Co-creation describes multistakeholder collaborations addressing societal issues through social innovation, generating public value (Brandsen, et al., 2018; Ansell & Torfing, 2021b). It challenges the idea that government actors have full knowledge about what is best for citizens (Torfing, et al., 2019). Instead, it highlights how different knowledge sources can inform collaborative problem solving (Bovaird & Loeffler, 2021; Van Dijck & Steen, 2023; Thomsen, 2017).
Since there is scarce evidence on how distributed knowledge informs the co-creation of social innovations, this research analyses the structural and collaborative governance conditions under which co-creation networks produce social innovations. We explore how knowledge is defined in co-creation literature, considering that there is little conceptualisation on how (tacit) knowledge is accessed during co-creation (Bovaird & Loeffler, 2021), and how/what actors learn in such processes (Voorberg, et al., 2017; Osborne, et al., 2016).
Our guiding question here is how is knowledge approached by co-creation literature? and what are the defining features of knowledge and expertise informing co-creation processes? We perform a problematising (or critical) literature review (Alvesson & Sandberg, 2020) aimed at reflecting on references to the role of knowledge in co-creation literature. The review focuses on 50 peer-reviewed international publications (43 articles, 7 book chapters) on co-production/co-creation addressing the issue of knowledge, expertise, learning, and experience, published over the past decade (2014-2023) in the public administration discipline.
Findings stress the distributed character of knowledge sources (Ansell & Torfing, 2021a; Vara, et al., 2021), including those where lived experience is a key source of expertise (Jaspers & Tuurnas, 2023) and that may fall beyond conventional boundaries of ‘disciplinary’ structures (Nicholas, et al., 2019).
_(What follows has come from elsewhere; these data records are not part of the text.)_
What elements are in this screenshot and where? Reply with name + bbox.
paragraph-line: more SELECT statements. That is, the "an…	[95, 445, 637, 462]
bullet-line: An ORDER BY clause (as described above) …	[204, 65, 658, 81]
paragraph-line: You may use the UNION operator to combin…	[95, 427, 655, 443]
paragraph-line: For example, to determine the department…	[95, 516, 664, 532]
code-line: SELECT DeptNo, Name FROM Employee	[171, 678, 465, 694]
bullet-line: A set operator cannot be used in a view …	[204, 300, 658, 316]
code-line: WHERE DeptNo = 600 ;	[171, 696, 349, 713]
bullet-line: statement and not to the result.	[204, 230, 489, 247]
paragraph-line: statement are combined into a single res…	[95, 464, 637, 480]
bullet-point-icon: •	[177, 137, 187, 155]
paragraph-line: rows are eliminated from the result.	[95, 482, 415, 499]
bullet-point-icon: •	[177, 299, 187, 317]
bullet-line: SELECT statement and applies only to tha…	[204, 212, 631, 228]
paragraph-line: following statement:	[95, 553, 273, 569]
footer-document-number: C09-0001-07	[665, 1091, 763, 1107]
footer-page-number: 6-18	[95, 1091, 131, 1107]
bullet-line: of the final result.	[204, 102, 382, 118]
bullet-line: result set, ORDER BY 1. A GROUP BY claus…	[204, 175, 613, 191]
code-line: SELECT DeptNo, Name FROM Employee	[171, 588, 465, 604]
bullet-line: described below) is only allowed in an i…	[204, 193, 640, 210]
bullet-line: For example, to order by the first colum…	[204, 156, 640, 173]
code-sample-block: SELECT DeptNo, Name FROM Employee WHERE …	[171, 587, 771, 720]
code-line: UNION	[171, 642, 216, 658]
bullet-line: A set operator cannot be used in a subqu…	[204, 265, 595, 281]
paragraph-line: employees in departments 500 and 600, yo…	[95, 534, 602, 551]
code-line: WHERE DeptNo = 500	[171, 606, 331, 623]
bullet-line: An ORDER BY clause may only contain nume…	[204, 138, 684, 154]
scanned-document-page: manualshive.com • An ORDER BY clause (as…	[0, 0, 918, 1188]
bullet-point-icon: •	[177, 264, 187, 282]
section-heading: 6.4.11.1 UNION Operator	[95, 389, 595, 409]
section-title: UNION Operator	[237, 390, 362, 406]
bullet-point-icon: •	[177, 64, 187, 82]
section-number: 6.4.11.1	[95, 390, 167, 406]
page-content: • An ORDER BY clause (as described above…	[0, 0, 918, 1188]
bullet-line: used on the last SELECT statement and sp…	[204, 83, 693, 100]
We find that some of the tensions of co-creation and participatory processes revolve around knowledge, e.g. the prevalence of specialised technical jargon or the tensions between experiential knowledge and technical expertise may prevent “lay” actors to engage (Brandsen, 2021, pp. 530-1; Chauhan, et al., 2023).
Overall, knowledge and expertise tend to be portrayed here in terms of ‘knowledge use’, either as relevant input/resource to enhance service efficiency (Jakobsen, 2013; Thomsen, 2017), or as a condition for citizens’ ability to contribute to/benefit from co-creation (Alford, 2002; Jakobsen & Andersen, 2013).
While insightful, the idea of ‘knowledge use’ may over-instrumentalise knowledge, offering an unidirectional depiction of how it circulates (Hoppe, 2005; 2010; Andriessen, 2008). To overcome this, future research can build on boundary work shedding light on actors’ attempts to work together (Gieryn, 1983; Hoppe, 2010).
By focusing on ‘knowledge in co-creation’, our findings point out to cognitive, relational, performative, and contextual conditions. We build on these to outline a ‘nested-configurational pathways’ approach, capturing how the alignment of these conditions explains the co-creation of social innovations. Here, combinations of conditions display different configurations, while modes of alignment express alternative pathways. These pathways are nested in the sense that they are embedded in a multilevel setting. We bring insights from network governance (Provan & Kenis, 2008), collaborative governance (Ansell & Gash, 2008) and boundary work (Gieryn, 1983) as complementary theoretical streams to analytically ground these dimensions.
Furthermore, knowledge circulation occurs in networked structures of collaboration aimed at social innovation and collaborative governance. Our ongoing research in progress presents preliminary evidence on how network structures and collaborative conditions define the way that knowledge informs the co-creation of social innovations.